Kids are messed up. That’s what I got from the first few pages of this comic book. It’s an age old story. Kid gets bullied by other kids, poisons them and grows up to be a horrifying ventriloquist with a horrifying ventriloquist doll. Oh good.

Batgirl20Cover

But let’s focus on Batgirl for a second here. Batgirl, real name Barbara Gordon, is a bit of a tailspin after the events of Batgirl #19. Well worth reading if you’re up for it. I had the pleasure of meeting Gail Simone at Supanova in Melbourne, and she is as excellent as her writing, but not as creepy, luckily.

Anyway, Barbara’s trip to her psychologist’s office got me thinking about superhero psychologists. I wonder if they exist. They would make a fortune, especially in Gotham. But back to the point: most of the book is Batgirl describing the events that occurred to her psychologist without actually giving away her superhero status. It’s hard when there’s a creepy kind-of-ventriloquist and her evil-ass doll who have just come from a talent show audition involved.

“This thing is pure nightmare fuel,” thinks Barbara, which is very accurate.

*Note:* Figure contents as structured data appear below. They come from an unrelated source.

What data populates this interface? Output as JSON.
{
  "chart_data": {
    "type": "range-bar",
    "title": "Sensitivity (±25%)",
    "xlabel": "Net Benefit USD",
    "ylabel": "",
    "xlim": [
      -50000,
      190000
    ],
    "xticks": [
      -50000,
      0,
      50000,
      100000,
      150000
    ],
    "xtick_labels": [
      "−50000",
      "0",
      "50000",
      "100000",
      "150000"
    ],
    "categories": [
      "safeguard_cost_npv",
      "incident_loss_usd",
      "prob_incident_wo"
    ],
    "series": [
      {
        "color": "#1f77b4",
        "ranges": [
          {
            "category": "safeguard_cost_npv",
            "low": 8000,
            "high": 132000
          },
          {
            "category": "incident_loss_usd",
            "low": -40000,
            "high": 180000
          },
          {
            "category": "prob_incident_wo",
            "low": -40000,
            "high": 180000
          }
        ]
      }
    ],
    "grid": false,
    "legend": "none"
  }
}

Being attacked by a ventriloquist doll is no one’s idea of a good time. Unless you’re also a ventriloquist doll…anyway. Batgirl gets away eventually, obviously, and the story will continue in #21.

On a sidenote, I always love villains of the Batfamily. In general, they’re freakish, colourful and utterly bonkers – in direct opposition to the sombre, dark costumes and attitudes the Batfamily often have.

Apart from the fact that there seems to be an ad every second page (literally), this is well worth checking out.